Finding Nektarios

finding-nektariosEvery now and then, something exciting happens in the Christian world. Nektarios Productions (NP) is one of those.

But first, a little background.

Several years ago, a devout, Greek-American woman named Allison Mitchell changed film history as we know it. Never heard of her? Neither had I but I had heard of The Passion of the Christ. We all know the story, how the Hollywood studio system tried to block its worldwide release, the reason being that it was an independent film and as such should have only limited exposure –the Art House circuit, so to speak. Well, this wasn’t good enough for Allison so she rolled up her sleeves and went to work with two other women (who happened to be Roman Catholic) and put together a marketing plan that went around the studio system and guaranteed its massive, worldwide release. Part of their strategy was to go Christian groups and pre-sell tickets. Other tactics included going on the cable news networks (CNN, FOX, MSNBC). And then there was the internet. The rest, as they say, was history. The Passion became the highest-grossing independent film of all time. The receipts from it’s first five-days were edged out only by The Return of the King, a film which had had massive pre-publicity, had studio significant support, and was widely anticipated. The contrast between The Passion and The Return could not have been more stark.

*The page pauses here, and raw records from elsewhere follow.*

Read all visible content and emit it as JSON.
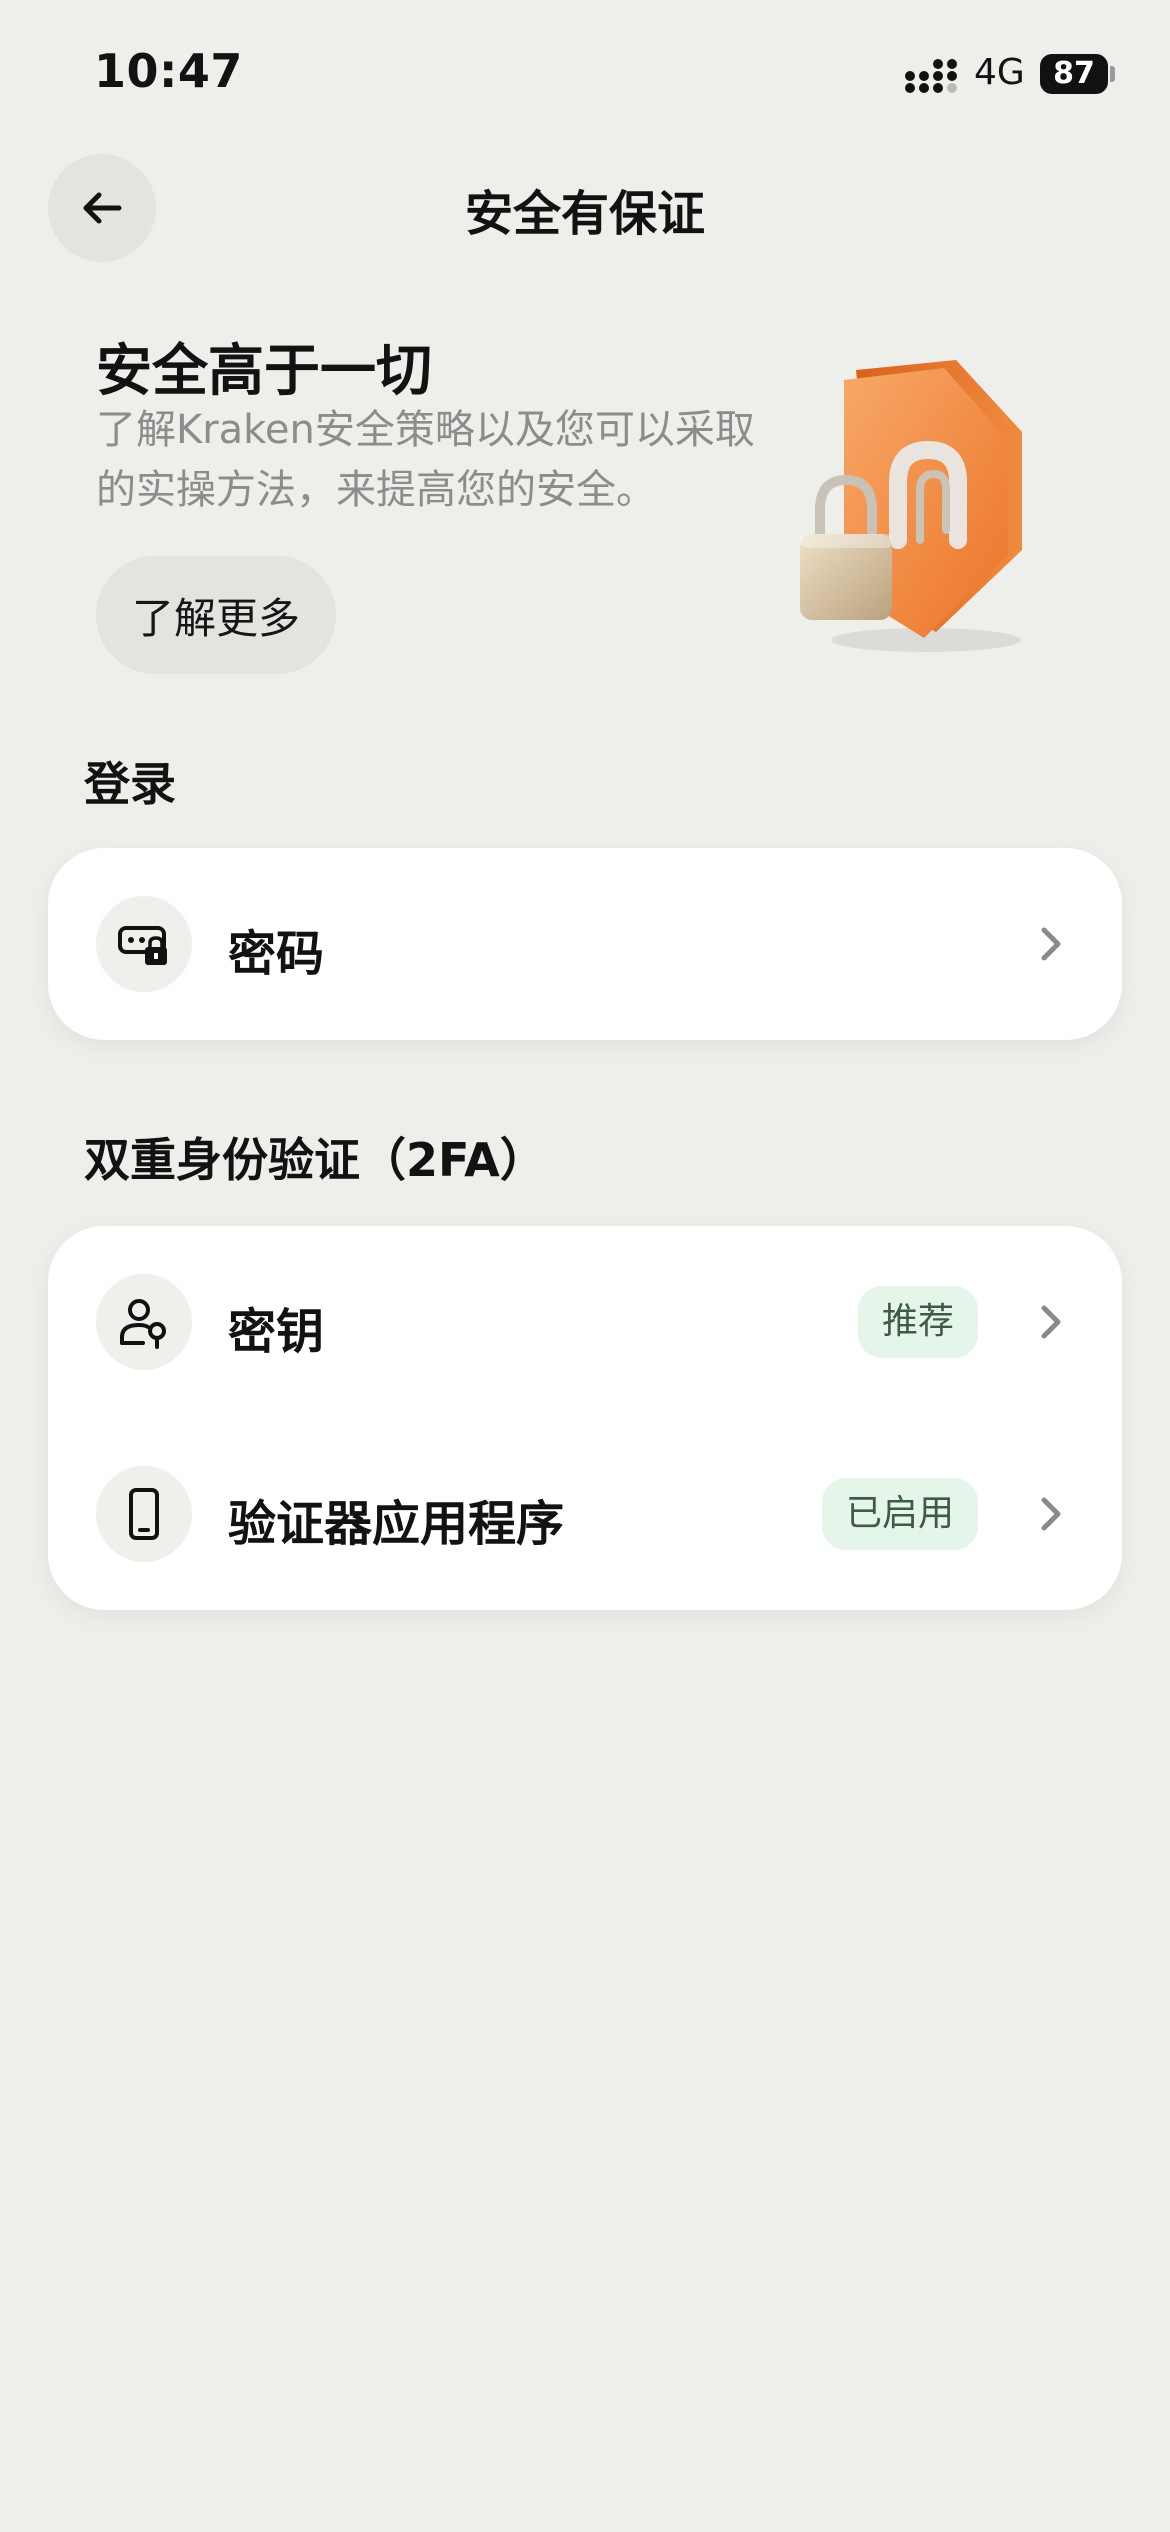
{
  "status_bar": {
    "time": "10:47",
    "network": "4G",
    "battery": "87"
  },
  "header": {
    "title": "安全有保证",
    "back_icon": "arrow-left-icon"
  },
  "hero": {
    "title": "安全高于一切",
    "description": "了解Kraken安全策略以及您可以采取的实操方法，来提高您的安全。",
    "learn_more_label": "了解更多",
    "illustration": "shield-padlock-illustration"
  },
  "login_section": {
    "label": "登录",
    "items": [
      {
        "label": "密码",
        "icon": "password-lock-icon"
      }
    ]
  },
  "twofa_section": {
    "label": "双重身份验证（2FA）",
    "items": [
      {
        "label": "密钥",
        "icon": "passkey-user-icon",
        "badge": "推荐"
      },
      {
        "label": "验证器应用程序",
        "icon": "phone-icon",
        "badge": "已启用"
      }
    ]
  },
  "colors": {
    "background": "#eeeeea",
    "card": "#ffffff",
    "badge_bg": "#e6f5ea",
    "badge_text": "#3f5a46",
    "accent_orange": "#f07a2e"
  }
}
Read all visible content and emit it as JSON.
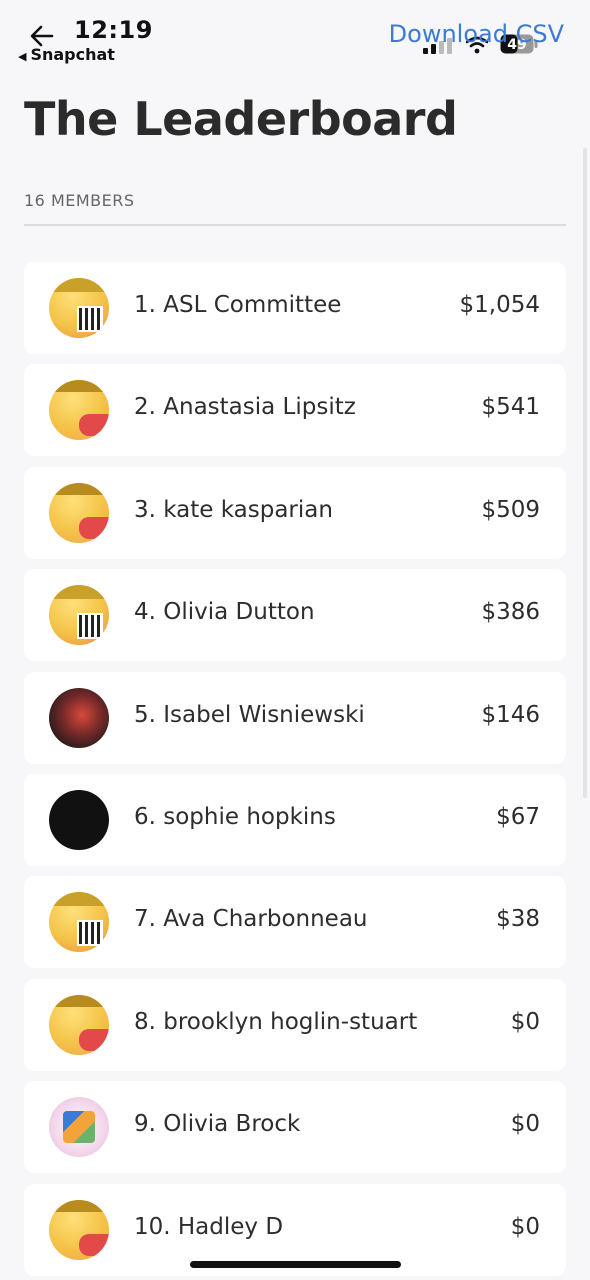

Now, Allison has turned her attention to another project near and dear to her heart. The Making of Saint is a documentary about the life of St Nektarios of Aegina who died in 1920. It is the first of a series of documentaries which will explore the interface between faith and science, proposing a new synthesis as we go forward in the 21st century. A partner project will be a feature film titled Finding Nektarios, an action-adventure film which takes place in the present. Both are under the aegis of Nektarios Productions.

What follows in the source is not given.